Well it’s officially over. Ubaldo Jimenez agreed to a four year $50 million dollar deal with the Baltimore Orioles on Monday, closing the door on any reunion with the Cleveland Indians. Reaction to this deal among fans, members of the media, and the blogosphere has been mixed. Some are relieved that the Indians didn’t give a huge contract to a pitcher who has been inconsistent to say the least during his tenure with the team. Others felt that letting Jimenez go was a sign that the Tribe had returned to the nickel-and-dime spending that the franchise was known for prior to the signings of Nick Swisher and Michael Bourn. Today It’s Pronounced Lajaway will take a look at the reasons it made sense to let last September’s American League Pitcher of the Month leave in free agency.
The Indians Valued Their First Round Draft Pick
While the Indians’ draft record over the last decade has been less than stellar, that does not minimize the importance of draft picks for this small market team. The harsh reality is that the Indians will never be a player for most elite free agents and will have to develop their own talent to compete for the playoffs regularly. This was true during the days of Sandy Alomar, Charlie Nagy, and Jim Thome and it is just as true today. With the exception of Swisher and Bourn, most of the core members of the team have spent their entire major league career with the Indians, most notably Michael Brantley, Carlos Santana, Jason Kipnis, and Asdrubal Cabrera. This makes the next point equally important.

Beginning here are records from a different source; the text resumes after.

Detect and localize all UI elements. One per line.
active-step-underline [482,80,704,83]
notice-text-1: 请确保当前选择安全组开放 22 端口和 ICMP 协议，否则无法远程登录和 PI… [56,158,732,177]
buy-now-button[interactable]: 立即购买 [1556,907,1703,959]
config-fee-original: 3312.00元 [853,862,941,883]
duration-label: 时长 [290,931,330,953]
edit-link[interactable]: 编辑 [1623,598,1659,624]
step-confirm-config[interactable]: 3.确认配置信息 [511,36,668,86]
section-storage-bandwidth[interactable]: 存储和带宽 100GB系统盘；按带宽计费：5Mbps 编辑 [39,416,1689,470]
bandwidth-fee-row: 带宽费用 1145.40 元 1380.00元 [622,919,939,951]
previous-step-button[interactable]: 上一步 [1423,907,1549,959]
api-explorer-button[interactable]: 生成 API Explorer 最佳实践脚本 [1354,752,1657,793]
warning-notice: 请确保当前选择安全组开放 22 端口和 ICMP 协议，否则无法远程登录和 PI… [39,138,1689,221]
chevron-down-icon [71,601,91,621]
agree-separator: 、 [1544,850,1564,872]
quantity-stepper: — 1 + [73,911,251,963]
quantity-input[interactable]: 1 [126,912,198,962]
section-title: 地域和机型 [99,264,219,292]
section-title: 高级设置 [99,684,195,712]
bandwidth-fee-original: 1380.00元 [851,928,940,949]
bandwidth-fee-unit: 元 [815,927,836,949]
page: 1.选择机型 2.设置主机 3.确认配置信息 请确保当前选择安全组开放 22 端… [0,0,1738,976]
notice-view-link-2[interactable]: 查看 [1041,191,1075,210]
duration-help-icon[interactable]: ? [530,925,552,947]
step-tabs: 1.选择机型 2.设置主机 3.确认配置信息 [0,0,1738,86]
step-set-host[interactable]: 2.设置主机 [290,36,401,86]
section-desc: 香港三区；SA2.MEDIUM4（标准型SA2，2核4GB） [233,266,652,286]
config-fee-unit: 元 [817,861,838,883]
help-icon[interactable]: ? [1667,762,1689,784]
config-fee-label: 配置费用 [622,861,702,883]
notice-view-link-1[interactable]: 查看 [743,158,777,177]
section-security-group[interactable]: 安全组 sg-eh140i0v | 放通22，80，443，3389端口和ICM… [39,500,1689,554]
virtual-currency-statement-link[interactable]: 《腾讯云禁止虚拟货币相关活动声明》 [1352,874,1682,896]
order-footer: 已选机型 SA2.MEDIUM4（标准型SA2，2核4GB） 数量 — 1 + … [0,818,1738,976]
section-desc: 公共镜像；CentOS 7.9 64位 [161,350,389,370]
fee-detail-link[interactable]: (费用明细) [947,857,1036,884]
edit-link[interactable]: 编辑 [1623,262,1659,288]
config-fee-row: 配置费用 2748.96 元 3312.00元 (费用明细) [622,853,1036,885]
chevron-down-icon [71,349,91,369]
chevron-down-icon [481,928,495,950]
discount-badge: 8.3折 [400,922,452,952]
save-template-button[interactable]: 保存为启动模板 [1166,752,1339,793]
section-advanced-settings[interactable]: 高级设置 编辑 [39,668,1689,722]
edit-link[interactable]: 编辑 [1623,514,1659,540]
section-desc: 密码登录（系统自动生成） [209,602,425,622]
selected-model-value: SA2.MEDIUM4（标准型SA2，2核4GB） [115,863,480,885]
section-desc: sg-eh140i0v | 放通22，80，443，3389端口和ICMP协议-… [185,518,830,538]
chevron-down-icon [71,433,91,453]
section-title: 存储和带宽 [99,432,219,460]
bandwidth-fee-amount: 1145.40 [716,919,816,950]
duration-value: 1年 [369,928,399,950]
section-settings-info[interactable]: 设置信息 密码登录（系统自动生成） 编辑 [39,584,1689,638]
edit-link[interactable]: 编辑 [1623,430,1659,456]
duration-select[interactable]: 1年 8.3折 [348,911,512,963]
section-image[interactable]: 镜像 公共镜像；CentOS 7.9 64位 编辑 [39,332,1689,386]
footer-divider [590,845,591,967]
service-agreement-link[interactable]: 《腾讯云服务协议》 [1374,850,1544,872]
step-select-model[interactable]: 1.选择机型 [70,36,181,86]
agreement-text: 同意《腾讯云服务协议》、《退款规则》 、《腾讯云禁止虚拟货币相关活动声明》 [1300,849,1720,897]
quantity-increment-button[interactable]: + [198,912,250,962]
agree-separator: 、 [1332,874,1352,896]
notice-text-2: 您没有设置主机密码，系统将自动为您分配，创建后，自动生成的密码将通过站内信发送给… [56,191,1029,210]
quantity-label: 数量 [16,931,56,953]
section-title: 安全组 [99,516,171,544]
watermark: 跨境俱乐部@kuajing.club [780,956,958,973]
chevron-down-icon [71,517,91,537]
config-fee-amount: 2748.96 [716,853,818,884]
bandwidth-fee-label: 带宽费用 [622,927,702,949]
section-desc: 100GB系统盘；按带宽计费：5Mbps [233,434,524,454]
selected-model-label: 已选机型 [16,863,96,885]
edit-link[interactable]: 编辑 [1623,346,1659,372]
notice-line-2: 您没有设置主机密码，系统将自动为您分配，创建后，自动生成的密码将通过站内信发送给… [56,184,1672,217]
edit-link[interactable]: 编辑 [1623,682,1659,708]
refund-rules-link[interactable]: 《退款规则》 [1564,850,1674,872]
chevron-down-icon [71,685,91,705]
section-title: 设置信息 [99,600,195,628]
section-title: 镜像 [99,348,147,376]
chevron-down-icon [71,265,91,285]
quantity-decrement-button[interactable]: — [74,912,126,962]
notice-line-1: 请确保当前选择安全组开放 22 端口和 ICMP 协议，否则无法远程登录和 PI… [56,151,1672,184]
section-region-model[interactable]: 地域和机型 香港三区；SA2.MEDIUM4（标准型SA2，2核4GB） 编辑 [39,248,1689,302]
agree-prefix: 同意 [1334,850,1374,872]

They Also Valued an Additional First Round Pick
Every team in Major League Baseball spends millions upon millions of dollars on the drafting and developing of young prospects, but even with this large investment, there are always risks. Even the best organizations have had high draft picks flame out before even reaching the big leagues. Therefore having more draft picks gives teams a greater chances of drafting and developing a key player simply because they will have more chances to do so. At some point it seems that the Indians may have decided the extra pick they will receive from the Baltimore Orioles as compensation for Jimenez was worth more than the pitcher himself.
Jimenez’s Struggles Speak for Themselves
Opinions on Jimenez’s time with this Indians prior to last season ranged from disappointing to total disaster. From the time he joined the Tribe midway through 2011 through the end of 2012, Jimenez had a 5.29 ERA while averaging less than six inning per start. In fact, even during his comeback performance last season, Jimenez averaged less than six innings per start every month of the season until September. While Jimenez is durable and never missed a start during his time in Cleveland, having a starting pitcher who can’t be counted on to go six innings puts tremendous stress on a team’s bullpen.
The Indians have Depth in their Rotation
Make no mistake, the Cleveland Indians would not have returned to the playoffs without the tremendous pitching of Ubaldo Jimenez down the stretch. He was dominant in September when the team needed him to be after Justin Masterson went down to injury. That being said, on the season Jimenez was definitely behind Masterson in the rotation’s pecking order, with Zach McAllister and Corey Kluber not far behind him. Add in last season’s rookie sensation Danny Salazar, top prospect Trevor Bauer, as well as the hoped return to form for both Carlos Carrasco and Josh Tomlin after both missed much of the last two seasons with injury, and the Indians seem to have real depth in their starting rotation. Even spring training invites Aaron Harang and Shaun Marcum may help this season if only for the final point in why the Cleveland Indians can say goodbye to Ubaldo Jimenez.
Mickey Callaway and Kevin Cash
While Callaway gets the lion’s share of the credit in the media, both of these men have done a tremendous job with the Indians’ pitching staff. Their work helped every pitcher in the starting rotation have either a career year or their best season in years. Most impressively they helped Scott Kazmir reclaim his status as a solid Major League starter one year after he was pitching in the independent Atlantic League. There is no reason to believe that Callaway and Cash cannot repeat this with at least one of Tomlin, Carrasco, Harang, or Marcum.
When all was said and done, the trade of Ubaldo Jimenez in 2011 has worked out for the Cleveland Indians. While Drew Pomeranz and Alex White have since been traded away by the Colorado Rockies, Jimenez was a big part of the Tribe’s first postseason berth since 2007. However as great as he was down the stretch last year, it simply didn’t make sense for the Cleveland Indians to continue their relationship with him.